Newly named women’s gymnastics coach Aaron Murphy did not have a typical birthday celebration this year. He did not receive a typical birthday gift, either.
On Sept. 22, Murphy picked up the phone, not to receive another happy birthday wish, but to receive news that he had been named the Owls’ coach.
The promotion came after spending the last four seasons as an assistant coach to former Owls coach Ken Anderson, who left the program after a 20-year tenure. Prior to his time with the women’s squad, Murphy spent the 2001-02 season as an assistant
coach for the Temple men’s team.
In what will be his first year at the helm, Murphy understands there will be some adjusting to the responsibilities that come along with being coach.

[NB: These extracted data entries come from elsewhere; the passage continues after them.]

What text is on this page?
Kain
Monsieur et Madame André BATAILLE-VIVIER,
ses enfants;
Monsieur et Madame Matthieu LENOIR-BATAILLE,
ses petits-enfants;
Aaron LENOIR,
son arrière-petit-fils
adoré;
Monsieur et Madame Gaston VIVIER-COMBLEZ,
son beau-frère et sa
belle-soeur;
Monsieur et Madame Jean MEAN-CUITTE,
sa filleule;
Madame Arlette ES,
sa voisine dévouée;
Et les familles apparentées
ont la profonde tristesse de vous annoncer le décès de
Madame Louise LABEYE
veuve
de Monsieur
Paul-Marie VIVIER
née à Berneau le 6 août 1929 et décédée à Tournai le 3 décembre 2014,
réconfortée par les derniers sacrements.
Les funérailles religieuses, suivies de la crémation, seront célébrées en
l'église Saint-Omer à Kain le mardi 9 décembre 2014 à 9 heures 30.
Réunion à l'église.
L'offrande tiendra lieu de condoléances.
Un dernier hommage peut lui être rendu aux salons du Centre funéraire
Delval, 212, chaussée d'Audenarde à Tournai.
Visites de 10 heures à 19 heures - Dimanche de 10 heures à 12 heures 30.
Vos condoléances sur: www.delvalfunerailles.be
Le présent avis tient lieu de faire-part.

“In the gym, the responsibilities are the same,” Murphy said. “However, it is outside the gym where I find the biggest differences.”
I am involved in a lot more paperwork and have a greater amount of responsibilities in those areas. These past couple weeks have really given me a taste of what coach Anderson went through for all those years.”

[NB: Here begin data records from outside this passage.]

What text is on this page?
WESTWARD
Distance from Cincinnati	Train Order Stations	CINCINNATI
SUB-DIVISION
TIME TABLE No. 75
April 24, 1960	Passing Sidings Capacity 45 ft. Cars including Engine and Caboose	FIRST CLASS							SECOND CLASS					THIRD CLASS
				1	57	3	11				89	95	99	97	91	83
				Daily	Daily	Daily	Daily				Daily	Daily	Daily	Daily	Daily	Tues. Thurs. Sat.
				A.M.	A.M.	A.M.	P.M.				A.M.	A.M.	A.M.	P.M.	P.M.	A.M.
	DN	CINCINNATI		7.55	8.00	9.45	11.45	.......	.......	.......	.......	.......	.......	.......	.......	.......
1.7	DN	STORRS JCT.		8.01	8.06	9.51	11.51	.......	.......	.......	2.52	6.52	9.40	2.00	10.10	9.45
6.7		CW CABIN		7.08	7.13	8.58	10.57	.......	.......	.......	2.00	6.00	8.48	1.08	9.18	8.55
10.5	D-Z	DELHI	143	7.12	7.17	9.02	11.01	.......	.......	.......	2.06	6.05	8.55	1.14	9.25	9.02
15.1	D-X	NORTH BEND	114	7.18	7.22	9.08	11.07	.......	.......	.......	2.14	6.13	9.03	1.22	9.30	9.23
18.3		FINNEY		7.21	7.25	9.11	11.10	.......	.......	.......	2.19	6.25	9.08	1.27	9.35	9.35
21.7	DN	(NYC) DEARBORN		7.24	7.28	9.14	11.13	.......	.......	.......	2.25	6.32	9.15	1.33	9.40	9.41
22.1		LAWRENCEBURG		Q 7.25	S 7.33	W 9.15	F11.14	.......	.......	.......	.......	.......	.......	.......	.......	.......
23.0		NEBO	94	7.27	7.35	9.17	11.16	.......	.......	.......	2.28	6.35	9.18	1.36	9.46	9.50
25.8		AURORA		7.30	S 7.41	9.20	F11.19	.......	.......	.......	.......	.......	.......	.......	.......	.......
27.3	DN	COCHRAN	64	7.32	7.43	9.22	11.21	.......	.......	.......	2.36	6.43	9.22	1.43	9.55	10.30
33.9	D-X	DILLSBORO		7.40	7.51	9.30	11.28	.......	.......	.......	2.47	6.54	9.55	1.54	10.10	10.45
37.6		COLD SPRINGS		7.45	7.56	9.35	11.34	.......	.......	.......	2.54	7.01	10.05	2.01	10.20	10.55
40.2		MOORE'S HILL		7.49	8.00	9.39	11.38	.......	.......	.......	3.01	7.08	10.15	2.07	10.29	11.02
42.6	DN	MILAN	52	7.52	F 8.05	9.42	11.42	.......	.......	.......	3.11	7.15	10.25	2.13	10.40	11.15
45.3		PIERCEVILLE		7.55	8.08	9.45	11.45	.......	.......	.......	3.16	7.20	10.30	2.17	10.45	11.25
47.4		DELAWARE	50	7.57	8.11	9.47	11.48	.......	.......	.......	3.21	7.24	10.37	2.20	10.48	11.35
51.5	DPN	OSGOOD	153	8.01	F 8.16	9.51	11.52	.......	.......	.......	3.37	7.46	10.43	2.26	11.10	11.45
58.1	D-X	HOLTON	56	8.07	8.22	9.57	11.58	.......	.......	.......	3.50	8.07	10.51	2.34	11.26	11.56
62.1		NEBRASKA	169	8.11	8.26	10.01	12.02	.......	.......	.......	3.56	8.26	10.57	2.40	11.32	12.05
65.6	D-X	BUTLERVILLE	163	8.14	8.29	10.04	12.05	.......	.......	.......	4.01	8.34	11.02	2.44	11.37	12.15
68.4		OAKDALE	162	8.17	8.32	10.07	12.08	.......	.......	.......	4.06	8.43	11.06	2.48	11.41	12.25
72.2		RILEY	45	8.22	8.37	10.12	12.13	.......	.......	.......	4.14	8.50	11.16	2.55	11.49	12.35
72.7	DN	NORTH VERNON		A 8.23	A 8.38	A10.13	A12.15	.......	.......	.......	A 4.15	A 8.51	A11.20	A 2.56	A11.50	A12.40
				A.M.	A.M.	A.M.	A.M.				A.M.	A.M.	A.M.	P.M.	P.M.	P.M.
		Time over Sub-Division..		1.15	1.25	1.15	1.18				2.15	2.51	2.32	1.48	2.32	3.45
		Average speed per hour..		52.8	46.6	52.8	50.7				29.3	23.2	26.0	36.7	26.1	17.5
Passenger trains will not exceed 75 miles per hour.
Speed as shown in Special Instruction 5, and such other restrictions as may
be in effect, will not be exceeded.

However, Murphy attributes an easier transition to the role of head coach primarily because of his familiarity with the university. That familiarity stems from being a four-year letter winner for the men’s gymnastics team from 1997 to 2001. He served as team captain his senior season.
“Being here as an alum and as a former assistant coach has made it a heck of a lot easier,” Murphy said. “I think if I had gone to another school to be a head coach, the adjustments would have been a lot tougher.”
A change at the top will undoubtedly
bring changes for the program as a whole as well. Since taking over, Murphy
said he has already implemented a twice-weekly morning workout sessions to the team’s training regimen.
Murphy is also altering the squad’s travel policy. NCAA rules state that only 15 competitors are allowed to be deemed active for team competition although the roster may consist of more athletes. In this case, the Owls fit into that category.
Therefore when the Owls hit the road this season, they will only take 15 performers.
“In past years the entire team would travel,” Murphy said. “Now I’m going to make it so that only the 15 competitors travel. I feel it will make the team strive for excellence in the gym and then in turn that will carry over to the actual competition.”
Murphy said he feels raising the level of inner-squad competition will have a lasting impact on the achievement of the team’s short-term and long-term goals.
The new coach has set some lofty expectations for his team this season as well as in years to come.
“Our conference, the Eastern College Athletic Conference, is the largest conference in the country with nine teams,” Murphy said. “We are going to shoot to finish in the top three this year and go to the postseason.”
The lofty expectations are not limited to Murphy himself. Temple University Athletic Director Bill Bradshaw expressed similar sentiments.
“Aaron is the perfect person to take over the Temple women’s gymnastics program,” Bradshaw said.
“I definitely take it as a compliment coming from the Athletic Director himself,” Murphy said. “I feel great knowing that he is behind me and has high hopes for me and the program.” One common goal held by every team is to qualify individual team members to the CAA Regionals. Murphy aspires to take it all the way.
“Long term wise, hopefully one year we can qualify the entire team to regionals,” added Murphy. “I’m going to give it my all to show people what I can do for this school. I want to show the people of this university that women’s gymnastics is going to strive for excellence and success”.